# Hmm...



## ThePizzaGuy92 (Dec 10, 2007)

it took me forever to understand and switch to pochmann's older 3x3 method for blindsolving, my only method being the one from pjkcubed.com

now that i've finally learned it [and can do it with ease with the aid of vision] i cannot seem to complete a solve. not even remotely close, the cube has been entirely scrambled on all my attempts.

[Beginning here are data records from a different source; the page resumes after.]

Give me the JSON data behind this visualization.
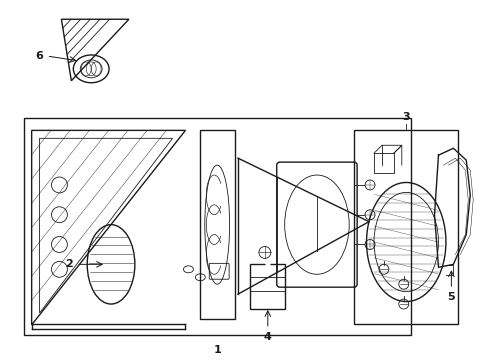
{
  "bg_color": "#ffffff",
  "line_color": "#1a1a1a",
  "fig_width": 4.89,
  "fig_height": 3.6,
  "dpi": 100
}
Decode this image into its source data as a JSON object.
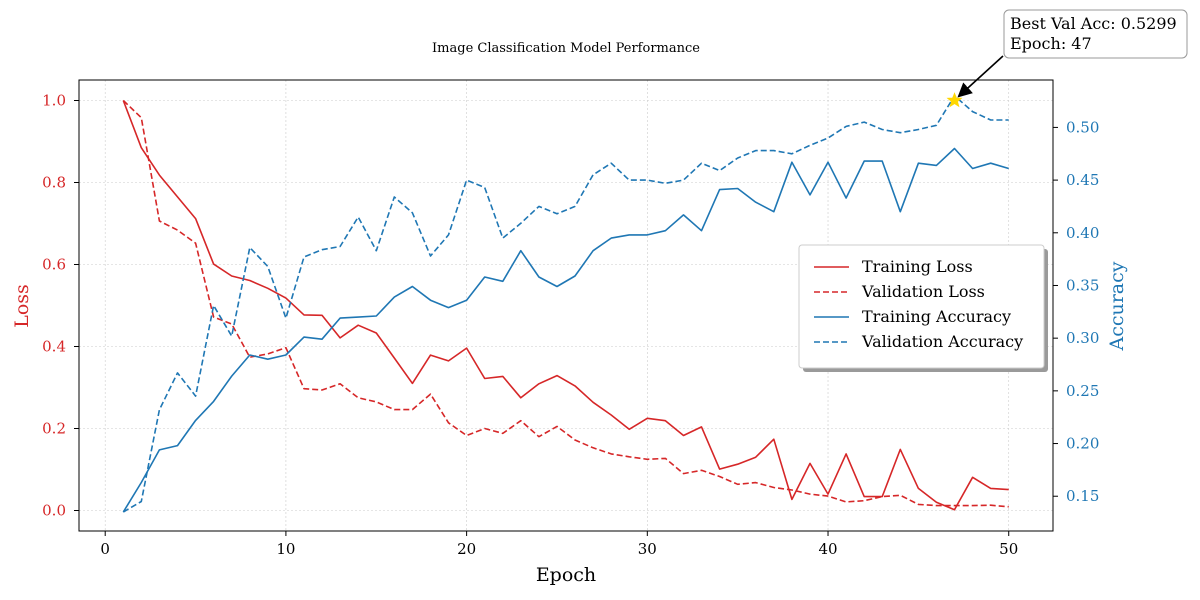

i think this has to do with my method of memorizing, as i found pochmann's method difficult. and perhaps my setup moves, but i dont see how anyone could mess up a setup move.


----------



## malcolm (Dec 10, 2007)

Take care with undoing setup moves, it is easy to forget, cube rotations, and piece orientation


----------



## Marcell (Dec 10, 2007)

ask someone (a cuber, if possible) to watch you as you're solving the cube blindfolded so that he or she can immediately tell you when you made a mistake and you can find out what did you do wrong.
alternatively, you can use a video recorder and watch your solve yourself.


----------



## AvGalen (Dec 10, 2007)

You would need someone that knows how blindfolded solving works, especially when you use a "orient-first" method.


----------



## pjk (Dec 10, 2007)

Take a video, and post it here, and I can help you review it.


----------



## Pedro (Dec 11, 2007)

pjk said:


> Take a video, and post it here, and I can help you review it.



yep, good idea


----------



## ThePizzaGuy92 (Dec 11, 2007)

hm... alright, maybe i'll do that, my solves aren't getting any closer, haha


----------